Michael Randolf-Wilson and Ewa Crop looked at each other.

“If I sign your paper— If I give up the money, you won’t go to Delgado?”

“I’m not a policeman. He’s responsible for doing his own job.”

“It wasn’t premeditated, Mister Scape. Stanley caught me with Michael. He yelled and screamed and threatened. We sent Stephanie in but he didn’t want her. Then it happened. And afterwards we realized how hot it was.”

Scape took out his pen and the paper and put them on the hood of the car. “He was going to throw you all out, huh?”

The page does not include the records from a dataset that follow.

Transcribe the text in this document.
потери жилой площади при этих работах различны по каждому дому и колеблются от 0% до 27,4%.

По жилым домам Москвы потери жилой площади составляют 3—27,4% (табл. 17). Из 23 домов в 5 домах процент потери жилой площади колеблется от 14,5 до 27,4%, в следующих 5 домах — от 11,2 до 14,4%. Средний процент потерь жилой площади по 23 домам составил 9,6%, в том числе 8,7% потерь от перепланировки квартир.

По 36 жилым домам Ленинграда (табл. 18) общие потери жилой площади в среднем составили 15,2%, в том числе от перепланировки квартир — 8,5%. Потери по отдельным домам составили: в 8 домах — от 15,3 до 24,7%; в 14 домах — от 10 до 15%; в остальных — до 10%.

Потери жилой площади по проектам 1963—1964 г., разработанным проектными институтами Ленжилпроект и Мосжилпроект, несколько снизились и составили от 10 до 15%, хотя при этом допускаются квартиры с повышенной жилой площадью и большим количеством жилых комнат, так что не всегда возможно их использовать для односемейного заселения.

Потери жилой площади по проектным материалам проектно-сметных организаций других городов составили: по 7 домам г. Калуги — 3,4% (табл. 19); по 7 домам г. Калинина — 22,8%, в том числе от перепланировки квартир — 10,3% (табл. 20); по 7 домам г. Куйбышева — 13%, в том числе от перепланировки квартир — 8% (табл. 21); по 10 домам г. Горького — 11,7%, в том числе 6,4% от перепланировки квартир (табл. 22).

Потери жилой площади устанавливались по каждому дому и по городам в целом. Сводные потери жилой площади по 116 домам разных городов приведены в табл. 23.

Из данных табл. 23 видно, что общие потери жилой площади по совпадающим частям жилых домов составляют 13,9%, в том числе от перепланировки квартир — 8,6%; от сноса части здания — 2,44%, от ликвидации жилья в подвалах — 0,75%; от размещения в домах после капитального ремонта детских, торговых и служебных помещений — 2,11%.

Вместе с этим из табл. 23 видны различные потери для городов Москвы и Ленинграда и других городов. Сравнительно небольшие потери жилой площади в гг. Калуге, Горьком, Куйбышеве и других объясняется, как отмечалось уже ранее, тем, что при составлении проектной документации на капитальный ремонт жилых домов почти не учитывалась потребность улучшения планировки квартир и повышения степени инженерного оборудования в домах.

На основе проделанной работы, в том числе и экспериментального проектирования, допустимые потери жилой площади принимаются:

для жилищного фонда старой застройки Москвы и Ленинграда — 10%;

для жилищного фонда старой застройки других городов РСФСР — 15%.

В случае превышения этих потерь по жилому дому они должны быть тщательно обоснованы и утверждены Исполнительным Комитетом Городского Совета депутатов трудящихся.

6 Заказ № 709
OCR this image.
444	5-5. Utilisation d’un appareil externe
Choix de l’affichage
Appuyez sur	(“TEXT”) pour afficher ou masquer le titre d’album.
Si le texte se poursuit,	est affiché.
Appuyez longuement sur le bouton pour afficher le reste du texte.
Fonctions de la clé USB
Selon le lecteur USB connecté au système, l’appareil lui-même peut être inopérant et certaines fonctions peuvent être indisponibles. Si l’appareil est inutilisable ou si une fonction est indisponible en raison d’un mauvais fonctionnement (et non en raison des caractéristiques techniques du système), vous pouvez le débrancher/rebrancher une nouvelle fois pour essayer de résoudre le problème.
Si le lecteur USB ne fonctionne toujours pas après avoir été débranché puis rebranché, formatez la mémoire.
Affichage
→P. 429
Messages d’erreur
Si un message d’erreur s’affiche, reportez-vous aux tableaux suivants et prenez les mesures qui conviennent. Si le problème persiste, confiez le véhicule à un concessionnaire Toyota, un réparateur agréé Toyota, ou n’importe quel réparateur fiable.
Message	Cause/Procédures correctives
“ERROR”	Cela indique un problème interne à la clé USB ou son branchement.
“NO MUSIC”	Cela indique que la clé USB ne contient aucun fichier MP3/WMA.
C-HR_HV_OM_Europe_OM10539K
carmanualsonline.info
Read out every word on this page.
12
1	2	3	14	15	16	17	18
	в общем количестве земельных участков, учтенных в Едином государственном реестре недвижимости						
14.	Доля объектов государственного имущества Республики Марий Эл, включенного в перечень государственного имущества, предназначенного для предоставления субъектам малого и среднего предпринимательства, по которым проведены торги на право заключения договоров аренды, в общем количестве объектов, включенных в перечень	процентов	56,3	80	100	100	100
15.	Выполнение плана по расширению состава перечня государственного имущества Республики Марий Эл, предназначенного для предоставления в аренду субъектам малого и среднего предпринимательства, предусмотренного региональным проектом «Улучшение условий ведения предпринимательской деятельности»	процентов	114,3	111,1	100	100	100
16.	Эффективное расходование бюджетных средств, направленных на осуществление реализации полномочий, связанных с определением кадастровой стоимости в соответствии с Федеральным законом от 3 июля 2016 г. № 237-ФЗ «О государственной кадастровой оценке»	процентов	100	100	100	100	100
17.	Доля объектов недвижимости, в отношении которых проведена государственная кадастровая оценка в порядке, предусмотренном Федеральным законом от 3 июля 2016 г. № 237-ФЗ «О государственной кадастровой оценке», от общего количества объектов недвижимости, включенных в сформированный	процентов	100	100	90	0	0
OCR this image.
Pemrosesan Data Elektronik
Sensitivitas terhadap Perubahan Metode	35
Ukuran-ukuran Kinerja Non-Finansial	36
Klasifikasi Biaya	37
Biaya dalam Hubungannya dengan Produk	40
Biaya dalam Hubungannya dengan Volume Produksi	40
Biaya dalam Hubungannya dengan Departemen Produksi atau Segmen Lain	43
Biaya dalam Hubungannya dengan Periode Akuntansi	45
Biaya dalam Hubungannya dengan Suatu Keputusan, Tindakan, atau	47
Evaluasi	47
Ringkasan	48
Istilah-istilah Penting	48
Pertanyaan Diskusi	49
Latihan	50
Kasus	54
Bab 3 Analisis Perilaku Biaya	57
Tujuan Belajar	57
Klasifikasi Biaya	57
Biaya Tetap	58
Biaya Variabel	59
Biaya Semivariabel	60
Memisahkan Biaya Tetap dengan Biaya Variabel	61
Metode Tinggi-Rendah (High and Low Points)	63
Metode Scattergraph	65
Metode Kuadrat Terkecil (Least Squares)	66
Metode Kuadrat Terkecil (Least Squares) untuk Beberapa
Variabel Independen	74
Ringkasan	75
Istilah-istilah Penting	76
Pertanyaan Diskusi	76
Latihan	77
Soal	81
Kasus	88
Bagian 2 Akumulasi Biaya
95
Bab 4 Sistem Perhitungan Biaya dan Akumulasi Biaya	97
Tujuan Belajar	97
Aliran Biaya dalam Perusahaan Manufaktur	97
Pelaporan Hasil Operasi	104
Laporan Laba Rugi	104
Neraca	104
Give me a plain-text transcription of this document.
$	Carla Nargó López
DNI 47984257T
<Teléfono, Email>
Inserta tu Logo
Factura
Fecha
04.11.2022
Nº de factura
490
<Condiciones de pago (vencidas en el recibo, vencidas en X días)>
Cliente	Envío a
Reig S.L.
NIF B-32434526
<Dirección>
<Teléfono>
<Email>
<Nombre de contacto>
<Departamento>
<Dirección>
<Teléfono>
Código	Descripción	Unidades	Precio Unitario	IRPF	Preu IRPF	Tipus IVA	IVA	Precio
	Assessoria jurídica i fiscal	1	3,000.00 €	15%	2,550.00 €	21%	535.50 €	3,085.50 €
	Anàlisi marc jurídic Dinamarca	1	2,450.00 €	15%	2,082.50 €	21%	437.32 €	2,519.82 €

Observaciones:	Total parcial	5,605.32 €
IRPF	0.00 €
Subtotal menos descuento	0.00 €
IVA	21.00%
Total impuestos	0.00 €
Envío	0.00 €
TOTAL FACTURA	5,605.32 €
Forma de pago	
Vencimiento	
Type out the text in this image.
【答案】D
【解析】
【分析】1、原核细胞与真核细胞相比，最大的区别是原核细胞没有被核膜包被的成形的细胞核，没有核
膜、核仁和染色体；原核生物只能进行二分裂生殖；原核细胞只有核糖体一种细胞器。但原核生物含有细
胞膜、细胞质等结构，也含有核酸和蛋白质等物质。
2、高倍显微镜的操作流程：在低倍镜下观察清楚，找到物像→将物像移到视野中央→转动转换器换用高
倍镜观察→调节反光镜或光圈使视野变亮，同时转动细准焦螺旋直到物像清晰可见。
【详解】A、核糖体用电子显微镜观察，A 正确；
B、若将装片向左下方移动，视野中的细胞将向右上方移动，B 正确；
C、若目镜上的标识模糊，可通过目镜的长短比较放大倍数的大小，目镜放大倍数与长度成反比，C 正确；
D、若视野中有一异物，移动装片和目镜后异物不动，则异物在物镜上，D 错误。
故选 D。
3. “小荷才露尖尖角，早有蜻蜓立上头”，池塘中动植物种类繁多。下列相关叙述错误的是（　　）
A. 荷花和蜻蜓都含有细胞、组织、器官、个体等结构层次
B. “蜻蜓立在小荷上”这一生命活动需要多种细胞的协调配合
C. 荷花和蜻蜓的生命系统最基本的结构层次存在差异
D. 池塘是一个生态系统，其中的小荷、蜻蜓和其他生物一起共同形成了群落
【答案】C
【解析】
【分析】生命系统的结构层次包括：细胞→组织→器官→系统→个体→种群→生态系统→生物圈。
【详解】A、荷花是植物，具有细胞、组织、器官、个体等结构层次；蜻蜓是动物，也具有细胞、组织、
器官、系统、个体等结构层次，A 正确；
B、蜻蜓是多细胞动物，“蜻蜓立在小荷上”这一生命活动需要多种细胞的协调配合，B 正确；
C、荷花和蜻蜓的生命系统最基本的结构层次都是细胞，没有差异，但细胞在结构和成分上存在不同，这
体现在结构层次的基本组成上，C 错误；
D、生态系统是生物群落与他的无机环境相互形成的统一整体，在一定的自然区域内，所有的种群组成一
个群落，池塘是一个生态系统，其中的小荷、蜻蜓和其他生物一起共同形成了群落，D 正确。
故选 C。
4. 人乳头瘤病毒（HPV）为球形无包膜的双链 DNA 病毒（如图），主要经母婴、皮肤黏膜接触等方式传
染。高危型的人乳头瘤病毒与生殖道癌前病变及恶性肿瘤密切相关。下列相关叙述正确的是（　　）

Ewa Crop nodded. She walked forward, read the paper, picked up the pen.

“Two hundred and forty thousand dollars,” she said, sadly. “You swear you won’t tell the police?”

“I’m going right to the airport. Mike, you want to witness this.”

They both signed.

Scape looked at the paper, folded it, carefully put it away.

“Well, it was nice doing business with you,” he said. Then he turned to the wall. “Gentlemen.”

Delgado and two armed Guardia Civil came from behind the wall.

“You are under arrest for the murder of Stanley Crop.”

Both Randolf-Wilson and Ewa Crop looked at Scape. He shrugged, smiled. “I didn’t say a word to Delgado. All I did was call his office. Inspector,” he said, getting into the car.

“I am going to see the three of you prosecuted to the limit of our law. You foreigners are more than welcome here,” Delgado told them. Stephanie had been brought up from the beach by two more Guardia. “But perhaps the severity of your convictions will be a meaningful deterrent. If you want to murder people, do it at home, in your own countries.” He gestured to the Guardia and they came forward to make the arrests.

“Good-by, Mr. Scape,” Delgado said. “You have plenty of time to catch your plane.”